Zakuro, in piedi davanti alla larga porta finestra della camera da letto, si guardò sopra la spalla con l’accenno di un sorriso: « I’m right here. »
« No, you’re not. »
Lei fece una smorfia e ritornò a guardare fuori verso le molteplici luci notturne della città: « Non mi piace non sapere le cose, » mormorò piatta, stringendosi le braccia nude, « Non mi piace non capire. »
Il silenzio che le rispose, rotto solo da un fruscio leggero di lenzuola, la fece continuare sottovoce, sempre in inglese: « Non conosciamo ancora bene i nostri nemici, che non si fanno vedere né sentire da quasi una settimana. Non riesco a decidermi se sia una cosa positiva o negativa; forse ci stanno studiando e sanno dove colpirci, a differenza nostra; forse anche loro ci stanno mettendo così tanto perché presi alla sprovvista. Ma l’attesa mi innervosisce. »
« Thought I’d relaxed ya. »
Si voltò finalmente del tutto verso Joel, nascondendo un sorriso sotto il guizzo di un sopracciglio, ma non aggiunse altro; chiuse le tende, desiderosa di quanto più buio possibile, e si infilò di nuovo nel letto, poggiando la schiena contro la spalliera.
« Davvero non hai mai fatto domande a Shirogane quando ti ha coinvolto nel progetto? »
« Perché avrei dovuto? Paga bene. »
Zakuro sbuffò, e sotto lo sguardo zaffiro il texano si voltò su un fianco, issandosi su un gomito: « Sono un medico specializzato in genetica. Era l’occasione della vita. »
La modella batté le palpebre, rispondendo con un secondo di ritardo: « Un esperimento per cui non avresti mai potuto raccogliere gloria, però. »
« Non ho studiato medicina per la gloria, » rimbeccò lui, « Il DNA di animali in via d’estinzione vi regala superpoteri che aumentano la prestanza e la resistenza del vostro fisico. Ti sei mai chiesta come potrebbe essere possibile applicare una versione edulcorata di questa scoperta per combattere malattie neurodegenerative? O patologie per cui ancora non abbiamo trovato una cura? »
L’istinto del lupo della ragazza quasi le fece digrignare i denti: « Non siamo cavie da laboratorio. »
« Non ho detto questo, » Joel allungò un braccio per sfiorarle una gamba, « Non sto studiando voi. E neanche il vostro DNA direttamente. Però le ricerche di Shirogane in generale possono essere utili a più scopi. »

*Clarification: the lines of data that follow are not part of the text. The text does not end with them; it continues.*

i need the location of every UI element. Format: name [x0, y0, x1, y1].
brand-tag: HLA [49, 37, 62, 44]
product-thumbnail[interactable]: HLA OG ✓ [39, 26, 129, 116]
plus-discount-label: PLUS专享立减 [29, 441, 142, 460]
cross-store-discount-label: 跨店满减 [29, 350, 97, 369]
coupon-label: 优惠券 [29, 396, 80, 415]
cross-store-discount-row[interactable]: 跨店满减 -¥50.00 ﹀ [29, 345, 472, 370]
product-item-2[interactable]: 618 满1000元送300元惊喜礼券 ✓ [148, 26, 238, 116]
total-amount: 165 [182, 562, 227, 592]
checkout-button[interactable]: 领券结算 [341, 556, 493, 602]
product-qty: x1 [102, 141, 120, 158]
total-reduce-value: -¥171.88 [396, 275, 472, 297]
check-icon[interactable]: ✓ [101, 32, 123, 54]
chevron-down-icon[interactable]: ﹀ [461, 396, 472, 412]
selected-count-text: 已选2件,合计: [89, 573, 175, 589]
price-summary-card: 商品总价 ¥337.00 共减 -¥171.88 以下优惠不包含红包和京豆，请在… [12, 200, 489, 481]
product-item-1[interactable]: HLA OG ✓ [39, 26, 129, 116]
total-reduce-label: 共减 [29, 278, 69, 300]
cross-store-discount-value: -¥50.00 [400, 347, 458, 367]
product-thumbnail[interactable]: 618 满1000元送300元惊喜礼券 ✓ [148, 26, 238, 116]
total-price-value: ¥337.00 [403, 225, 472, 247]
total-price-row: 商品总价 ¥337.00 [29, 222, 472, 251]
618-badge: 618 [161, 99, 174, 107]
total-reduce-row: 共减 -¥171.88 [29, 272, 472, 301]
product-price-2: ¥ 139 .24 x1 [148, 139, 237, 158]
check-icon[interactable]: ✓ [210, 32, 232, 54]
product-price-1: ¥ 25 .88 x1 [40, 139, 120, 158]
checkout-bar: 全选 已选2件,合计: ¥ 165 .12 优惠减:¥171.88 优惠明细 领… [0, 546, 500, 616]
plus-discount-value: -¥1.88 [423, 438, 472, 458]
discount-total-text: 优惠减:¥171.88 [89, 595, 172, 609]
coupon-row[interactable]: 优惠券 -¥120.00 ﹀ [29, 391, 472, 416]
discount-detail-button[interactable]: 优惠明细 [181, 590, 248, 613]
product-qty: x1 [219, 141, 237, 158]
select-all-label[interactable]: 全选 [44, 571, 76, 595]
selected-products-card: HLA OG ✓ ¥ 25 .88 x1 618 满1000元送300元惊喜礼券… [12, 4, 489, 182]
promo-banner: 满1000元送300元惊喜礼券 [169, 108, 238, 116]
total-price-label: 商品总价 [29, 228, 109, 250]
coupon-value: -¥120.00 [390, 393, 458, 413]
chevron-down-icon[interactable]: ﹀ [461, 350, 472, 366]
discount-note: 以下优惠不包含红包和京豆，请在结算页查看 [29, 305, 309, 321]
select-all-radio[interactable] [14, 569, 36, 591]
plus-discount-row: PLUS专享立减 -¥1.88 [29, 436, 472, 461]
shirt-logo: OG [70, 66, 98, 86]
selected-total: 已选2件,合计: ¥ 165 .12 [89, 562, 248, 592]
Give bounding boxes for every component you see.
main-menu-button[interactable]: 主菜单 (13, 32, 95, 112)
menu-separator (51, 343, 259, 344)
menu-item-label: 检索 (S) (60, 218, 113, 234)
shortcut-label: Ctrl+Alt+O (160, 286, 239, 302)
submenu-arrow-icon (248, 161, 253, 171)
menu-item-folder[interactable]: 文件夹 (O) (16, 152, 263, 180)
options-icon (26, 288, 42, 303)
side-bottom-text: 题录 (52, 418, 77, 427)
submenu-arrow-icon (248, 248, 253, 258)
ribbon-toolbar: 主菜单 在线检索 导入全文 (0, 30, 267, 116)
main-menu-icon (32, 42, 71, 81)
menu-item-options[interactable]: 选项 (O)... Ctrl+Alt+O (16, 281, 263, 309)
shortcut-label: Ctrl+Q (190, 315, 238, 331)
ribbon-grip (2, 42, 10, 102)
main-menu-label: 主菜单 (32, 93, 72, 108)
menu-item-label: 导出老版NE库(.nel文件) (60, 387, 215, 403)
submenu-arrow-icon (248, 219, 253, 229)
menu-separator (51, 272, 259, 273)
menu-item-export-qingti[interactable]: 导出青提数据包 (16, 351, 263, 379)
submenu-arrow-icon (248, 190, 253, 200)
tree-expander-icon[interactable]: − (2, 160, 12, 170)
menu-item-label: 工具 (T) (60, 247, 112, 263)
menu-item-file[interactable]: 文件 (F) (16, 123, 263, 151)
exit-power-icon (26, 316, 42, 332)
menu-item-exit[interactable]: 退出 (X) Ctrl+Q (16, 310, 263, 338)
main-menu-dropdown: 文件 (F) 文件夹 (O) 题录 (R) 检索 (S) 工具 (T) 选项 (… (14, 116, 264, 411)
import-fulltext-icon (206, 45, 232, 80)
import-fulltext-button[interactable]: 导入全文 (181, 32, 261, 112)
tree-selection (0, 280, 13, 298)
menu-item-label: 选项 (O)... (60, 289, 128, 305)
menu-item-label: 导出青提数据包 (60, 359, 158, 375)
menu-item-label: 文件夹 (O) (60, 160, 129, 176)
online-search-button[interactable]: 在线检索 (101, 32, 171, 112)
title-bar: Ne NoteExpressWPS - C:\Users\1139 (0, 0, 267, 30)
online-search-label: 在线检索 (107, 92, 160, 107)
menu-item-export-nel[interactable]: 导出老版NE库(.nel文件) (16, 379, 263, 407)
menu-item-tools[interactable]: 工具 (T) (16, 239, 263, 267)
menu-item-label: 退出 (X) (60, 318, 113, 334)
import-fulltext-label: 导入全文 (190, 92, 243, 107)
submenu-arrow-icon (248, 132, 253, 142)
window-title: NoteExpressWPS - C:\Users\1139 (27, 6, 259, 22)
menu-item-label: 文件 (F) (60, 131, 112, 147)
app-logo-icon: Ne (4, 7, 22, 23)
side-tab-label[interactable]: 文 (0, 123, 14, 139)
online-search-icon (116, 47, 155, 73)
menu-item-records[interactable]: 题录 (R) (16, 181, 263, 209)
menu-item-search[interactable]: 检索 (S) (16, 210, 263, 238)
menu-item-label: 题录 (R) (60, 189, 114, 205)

Zakuro scostò il viso solo per non fargli notare che stesso considerando che lui potesse aver ragione. Nessuna di loro si era effettivamente mai chiesta con esattezza in cosa consistessero gli studi condotti dai vari laboratori di Ryou e Keiichiro in giro per il mondo o dalle varie collaborazioni con altre aziende internazionali. Né avevano mai dubitato che le intenzioni dei due scienziati fossero altro che ottime. Al tempo stesso, non le piaceva che le fosse ricordato sempre, con estrema facilità, quanto la sua vita avesse preso una svolta non pianificata e così assurda; come fossero state trasformate in mutanti in nome del bene superiore.
« Il colpevole è sempre Shirogane, » scherzò sottovoce Joel, intuendo il suo malumore, « Io non c’entro niente con chi ha scelto, sono arrivato dopo. »
Zakuro non si trattenne dall’alzare gli occhi al cielo: « Lui dice sempre che è stata la Terra a sceglierci. »
« Non l’avrei mai preso per uno così romantico. »
« Ass licker, you mean. »
L’americano rise e si girò meglio su un fianco: « Posso portarti, lo sai. A vedere cosa faccio. Il laboratorio a Sunnyvale(*****) è particolarmente delizioso, in primavera. »
Lei inclinò appena il capo, sollevando un sopracciglio: « Chi mi assicura non sia una trappola per rubare i segreti del mio DNA? »
La risata roca rimbombò nella stanza buia in risposta al suo sarcasmo: « I got you where I want right here. »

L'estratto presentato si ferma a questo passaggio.